Arresting, harsh and, at times, harrowing. ILL MANORS is no easy watch.
But oh my God, is it worth it.
A spoiler-free review –
The directorial debut of Ben Drew – aka Plan B – and featuring a cast of relative unknowns (many of whom were from the streets where ill Manors is set), this is a film with a message: your surroundings define who you are – but there is always a choice.
Stark, intimidating and dirty against such hopeful (yet faded) iconic landmarks of the future; first, the former Millenium Dome, once a sign of development and symbolic of the hopes of East London, left dying by the government (until the o2 conversion). Then second, the stadia of the forthcoming Olympics; again a herald of hope. Again, an uncertainty around what happens afterwards – the symbolism here will not be lost on many. London has never been more real, or more frightening.
Drew, who not only *wrote and produced*, also provides the soundtrack to our journey into the East End of London; narrating the back story of each and every lost soul we meet along the way. And what a journey it is.

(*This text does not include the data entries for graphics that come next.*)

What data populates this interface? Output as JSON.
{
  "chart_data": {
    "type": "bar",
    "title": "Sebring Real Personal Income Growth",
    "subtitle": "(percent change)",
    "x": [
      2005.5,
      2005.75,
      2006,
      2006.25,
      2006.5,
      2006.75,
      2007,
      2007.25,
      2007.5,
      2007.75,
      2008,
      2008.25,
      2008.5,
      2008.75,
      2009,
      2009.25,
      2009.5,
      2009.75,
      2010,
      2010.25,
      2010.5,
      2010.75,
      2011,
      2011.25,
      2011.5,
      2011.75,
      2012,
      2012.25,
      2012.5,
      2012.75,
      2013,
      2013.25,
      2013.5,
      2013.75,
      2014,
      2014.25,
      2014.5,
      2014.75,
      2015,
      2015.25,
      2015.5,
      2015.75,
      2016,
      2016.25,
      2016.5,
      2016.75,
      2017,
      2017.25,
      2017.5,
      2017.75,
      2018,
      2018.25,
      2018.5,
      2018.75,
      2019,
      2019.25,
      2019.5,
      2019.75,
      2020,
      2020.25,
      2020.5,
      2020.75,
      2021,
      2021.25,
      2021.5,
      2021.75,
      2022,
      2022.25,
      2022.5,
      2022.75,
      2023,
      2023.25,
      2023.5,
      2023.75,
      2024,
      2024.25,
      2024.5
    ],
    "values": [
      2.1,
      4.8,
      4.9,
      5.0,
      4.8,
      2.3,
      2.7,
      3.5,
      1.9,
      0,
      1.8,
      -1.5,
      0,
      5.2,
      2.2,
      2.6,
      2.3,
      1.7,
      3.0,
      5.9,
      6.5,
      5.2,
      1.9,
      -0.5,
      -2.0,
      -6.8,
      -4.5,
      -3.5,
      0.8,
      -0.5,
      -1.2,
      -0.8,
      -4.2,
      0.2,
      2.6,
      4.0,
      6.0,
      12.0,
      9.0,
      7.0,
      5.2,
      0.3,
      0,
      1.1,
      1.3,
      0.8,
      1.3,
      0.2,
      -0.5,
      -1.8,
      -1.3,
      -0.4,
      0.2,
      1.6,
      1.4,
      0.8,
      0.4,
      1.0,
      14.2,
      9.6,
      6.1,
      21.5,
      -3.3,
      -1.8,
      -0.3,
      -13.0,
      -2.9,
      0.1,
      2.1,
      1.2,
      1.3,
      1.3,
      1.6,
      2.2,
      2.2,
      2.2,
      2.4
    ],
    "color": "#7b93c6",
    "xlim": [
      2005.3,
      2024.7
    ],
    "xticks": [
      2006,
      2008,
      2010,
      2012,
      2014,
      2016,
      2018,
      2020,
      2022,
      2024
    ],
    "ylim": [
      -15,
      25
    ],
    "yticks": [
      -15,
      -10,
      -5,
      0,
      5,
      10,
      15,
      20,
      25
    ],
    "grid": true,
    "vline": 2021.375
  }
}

The stories told throughout Manors are multiple; twisting and turning, entwined and continual. They swing in and out of their own timelines as each new character enters our view and, slowly but surely, we find out their past – with our poetic narrator in tow – before the car crash of the present day slams back into vision. Messing with perspective, showing the same scene from multiple, time-varying points of view, Manors is smart and surprising. There’s darkness in (nearly) everyone and, as the madness grows, and the tension-wrought second act comes to a close, you wonder where Manors will take its residents next.
Think GO. Think Eyes Wide Shut. Think Pulp Fiction. Think Requiem for a Dream. Think Ben Drew. This is a man of a generation: telling the story of a lost generation. And he tells it incredibly, frighteningly well. Both in displaying the raw underbelly of what lies East of our capital city as well as in the deftness of his craft.
This is his debut. His first time.
I was lucky enough to catch Ben speak, so eloquently, at the Tedx Observer a while back. He was engaging and open about the causes of London’s riots last summer and, watching Ill Manors, you begin to see what he was getting at. Run down city streets, limited resources to inspire the youth of today and gang culture everywhere – the message here is clear: our kids need saving.
Manors is not without its faults, admittedly, but most can be shrugged off as the mistakes of the yet-to-be-honed technical skills of a film-making newbie. In a summer of mental movie blockbusters, Ill Manors is like a cold bucket of water over the head. Refreshing, cold, awakening.
See this film.
And Ben, if you’re reading… Please, make more.
Plan B goes on general release in the UK on June 6th, 2012.